I know it's been awhile since my last update, things have just been kinda crazy and I spent a lot of weeks not really coming online.
As usual nothing is ever simple in my life. I don't even know where to start.. but I'm sure that those of you who read my blog still are becoming quite used to my tales of woe and heartache.
I know its completely boring and shit, but it always seems to happen to me.
Some of my friends have told me that maybe I am too focused on finding someone and I need to relax, but I don't think that's the case. I have been single for a year now and I enjoy being single. It's just that everytime I kinda connect with someone, and think.. maybe being Little Miss Single isn't that great, I seem to get my heart wrenched out.
I'm hurt because I feel stupid, because there were certain things over the time we spent together that made me think.. certain moments where I was so damn happy.
And then for him to tell me there wasn't a spark.. it made me second guess myself.
Like maybe I saw things that weren't there.. or maybe I was just a dumb girl with a crush who was too stupid to see the hints that his heart wasn't in it.
But I honestly believed that there was something there.
This one stings particularly hard, because I really really opened up.
I have opened up with other people but not quite so much as this time.
I've learnt my lesson I think. and I know that you have all heard it before.
but. this time. no more.
I'm just not willing to put myself through it anymore, the disappointment and feeling like I'm not good enough.
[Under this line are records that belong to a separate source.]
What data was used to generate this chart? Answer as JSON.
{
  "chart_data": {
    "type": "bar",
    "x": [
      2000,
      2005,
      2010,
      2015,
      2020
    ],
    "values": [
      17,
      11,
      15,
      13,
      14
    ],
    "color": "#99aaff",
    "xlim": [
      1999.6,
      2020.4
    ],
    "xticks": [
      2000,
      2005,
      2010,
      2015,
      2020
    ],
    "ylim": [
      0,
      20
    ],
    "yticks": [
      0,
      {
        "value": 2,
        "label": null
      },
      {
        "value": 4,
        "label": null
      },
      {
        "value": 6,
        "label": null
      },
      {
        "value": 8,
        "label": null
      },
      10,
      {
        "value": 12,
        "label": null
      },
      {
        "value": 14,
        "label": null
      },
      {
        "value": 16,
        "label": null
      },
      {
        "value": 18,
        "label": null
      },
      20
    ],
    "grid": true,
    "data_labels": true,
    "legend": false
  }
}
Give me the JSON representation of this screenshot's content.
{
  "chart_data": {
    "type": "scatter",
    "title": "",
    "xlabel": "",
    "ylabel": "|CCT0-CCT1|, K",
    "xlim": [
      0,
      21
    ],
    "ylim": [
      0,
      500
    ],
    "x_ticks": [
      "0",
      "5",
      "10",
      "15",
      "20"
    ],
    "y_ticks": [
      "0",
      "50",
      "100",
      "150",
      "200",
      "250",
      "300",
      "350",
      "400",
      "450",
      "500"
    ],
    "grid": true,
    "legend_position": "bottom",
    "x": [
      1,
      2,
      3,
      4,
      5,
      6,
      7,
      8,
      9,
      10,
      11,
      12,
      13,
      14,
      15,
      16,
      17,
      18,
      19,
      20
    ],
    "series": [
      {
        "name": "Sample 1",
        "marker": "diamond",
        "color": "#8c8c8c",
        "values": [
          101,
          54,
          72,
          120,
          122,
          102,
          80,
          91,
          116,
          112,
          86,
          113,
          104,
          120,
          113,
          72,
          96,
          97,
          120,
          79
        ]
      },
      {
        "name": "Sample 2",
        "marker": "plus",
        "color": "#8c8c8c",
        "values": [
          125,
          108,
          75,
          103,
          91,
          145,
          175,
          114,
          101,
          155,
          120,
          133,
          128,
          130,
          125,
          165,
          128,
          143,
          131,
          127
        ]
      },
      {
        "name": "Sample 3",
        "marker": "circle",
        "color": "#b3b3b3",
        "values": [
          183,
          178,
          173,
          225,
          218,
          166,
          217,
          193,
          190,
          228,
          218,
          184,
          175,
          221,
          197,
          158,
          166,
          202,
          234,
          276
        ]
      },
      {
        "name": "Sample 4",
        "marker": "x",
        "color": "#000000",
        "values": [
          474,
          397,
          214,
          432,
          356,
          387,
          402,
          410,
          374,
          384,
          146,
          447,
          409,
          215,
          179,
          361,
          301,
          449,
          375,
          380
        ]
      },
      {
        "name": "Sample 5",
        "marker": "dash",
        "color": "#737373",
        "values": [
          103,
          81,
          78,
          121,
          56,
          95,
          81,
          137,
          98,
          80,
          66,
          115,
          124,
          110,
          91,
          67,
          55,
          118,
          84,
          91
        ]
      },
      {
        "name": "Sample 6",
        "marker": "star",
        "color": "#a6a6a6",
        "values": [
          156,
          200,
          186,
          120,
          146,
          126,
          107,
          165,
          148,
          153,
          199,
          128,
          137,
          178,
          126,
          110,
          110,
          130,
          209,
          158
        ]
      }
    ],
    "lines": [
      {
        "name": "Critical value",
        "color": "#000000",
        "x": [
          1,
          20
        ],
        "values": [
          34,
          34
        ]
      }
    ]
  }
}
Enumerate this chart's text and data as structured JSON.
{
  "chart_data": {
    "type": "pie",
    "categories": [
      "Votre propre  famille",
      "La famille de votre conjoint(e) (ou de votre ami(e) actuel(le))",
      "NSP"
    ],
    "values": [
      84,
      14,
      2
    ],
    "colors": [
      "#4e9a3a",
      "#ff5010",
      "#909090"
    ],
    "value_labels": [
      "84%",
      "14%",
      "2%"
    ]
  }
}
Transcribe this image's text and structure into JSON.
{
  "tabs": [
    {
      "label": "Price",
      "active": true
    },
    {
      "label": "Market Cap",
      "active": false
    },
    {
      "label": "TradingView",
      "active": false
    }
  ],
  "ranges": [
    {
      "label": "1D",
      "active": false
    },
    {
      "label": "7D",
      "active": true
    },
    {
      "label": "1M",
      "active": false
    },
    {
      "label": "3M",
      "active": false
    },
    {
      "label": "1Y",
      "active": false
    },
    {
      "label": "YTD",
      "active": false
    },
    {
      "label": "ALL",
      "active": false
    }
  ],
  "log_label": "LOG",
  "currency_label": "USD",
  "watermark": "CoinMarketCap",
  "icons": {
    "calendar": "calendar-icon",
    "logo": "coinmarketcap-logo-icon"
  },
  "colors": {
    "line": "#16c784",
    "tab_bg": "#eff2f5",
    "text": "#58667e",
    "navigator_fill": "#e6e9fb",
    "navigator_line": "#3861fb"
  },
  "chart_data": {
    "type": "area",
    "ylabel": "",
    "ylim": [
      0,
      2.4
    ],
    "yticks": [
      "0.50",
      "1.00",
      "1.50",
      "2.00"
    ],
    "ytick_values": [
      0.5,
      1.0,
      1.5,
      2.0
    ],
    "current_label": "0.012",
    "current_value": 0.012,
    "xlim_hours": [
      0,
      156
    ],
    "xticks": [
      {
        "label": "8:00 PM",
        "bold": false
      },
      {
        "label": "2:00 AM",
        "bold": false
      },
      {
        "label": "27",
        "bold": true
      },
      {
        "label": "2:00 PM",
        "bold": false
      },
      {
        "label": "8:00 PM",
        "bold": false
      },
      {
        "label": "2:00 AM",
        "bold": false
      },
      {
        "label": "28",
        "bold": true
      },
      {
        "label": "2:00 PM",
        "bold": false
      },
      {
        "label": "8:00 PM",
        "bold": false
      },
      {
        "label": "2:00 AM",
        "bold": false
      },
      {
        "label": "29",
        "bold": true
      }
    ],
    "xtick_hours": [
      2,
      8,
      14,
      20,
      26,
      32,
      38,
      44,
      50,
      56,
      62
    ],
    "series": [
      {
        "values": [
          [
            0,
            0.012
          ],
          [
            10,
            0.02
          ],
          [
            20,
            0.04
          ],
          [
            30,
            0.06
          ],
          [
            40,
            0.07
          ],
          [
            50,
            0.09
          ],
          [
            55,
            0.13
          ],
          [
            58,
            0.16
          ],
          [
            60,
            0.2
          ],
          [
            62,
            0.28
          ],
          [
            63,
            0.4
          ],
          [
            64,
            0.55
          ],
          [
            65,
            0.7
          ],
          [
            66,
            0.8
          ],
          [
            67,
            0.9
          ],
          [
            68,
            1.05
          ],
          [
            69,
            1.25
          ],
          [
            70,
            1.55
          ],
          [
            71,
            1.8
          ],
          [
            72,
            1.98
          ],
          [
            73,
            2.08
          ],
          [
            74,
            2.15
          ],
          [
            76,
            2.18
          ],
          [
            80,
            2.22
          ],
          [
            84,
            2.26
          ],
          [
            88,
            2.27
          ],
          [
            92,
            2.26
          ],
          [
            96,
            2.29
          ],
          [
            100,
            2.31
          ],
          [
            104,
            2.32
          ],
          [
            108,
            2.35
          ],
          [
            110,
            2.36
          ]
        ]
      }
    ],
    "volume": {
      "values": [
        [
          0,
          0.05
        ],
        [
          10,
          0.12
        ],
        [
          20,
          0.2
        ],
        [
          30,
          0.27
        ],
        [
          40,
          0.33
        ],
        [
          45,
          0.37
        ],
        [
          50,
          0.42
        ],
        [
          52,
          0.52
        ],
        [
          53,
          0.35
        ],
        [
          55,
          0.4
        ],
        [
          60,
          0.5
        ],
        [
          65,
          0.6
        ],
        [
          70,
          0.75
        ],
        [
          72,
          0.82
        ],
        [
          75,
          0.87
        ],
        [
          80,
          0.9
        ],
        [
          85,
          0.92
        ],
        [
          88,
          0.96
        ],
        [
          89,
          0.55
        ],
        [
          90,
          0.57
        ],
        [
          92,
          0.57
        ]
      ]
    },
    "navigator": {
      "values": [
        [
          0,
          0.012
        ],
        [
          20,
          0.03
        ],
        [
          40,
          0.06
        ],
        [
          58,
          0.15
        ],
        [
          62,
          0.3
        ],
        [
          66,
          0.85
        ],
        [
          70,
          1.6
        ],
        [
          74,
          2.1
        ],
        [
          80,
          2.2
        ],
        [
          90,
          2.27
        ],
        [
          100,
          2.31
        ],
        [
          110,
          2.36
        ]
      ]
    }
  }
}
I know that he said it wasn't anything to do with me, and I've tried to be all cool and I do know where he is coming from in a way because maybe I'm not really ready either.
Ahh god.. it's all so confusing.
Anyways. Who knows what the future holds. Overall I guess that I'm hurt but I don't want to lose him as my close friend, which above all the other shit is what we are. I know I'll be okay its just kinda still stinging a bit.
I think that retail therapy is in order this Saturday.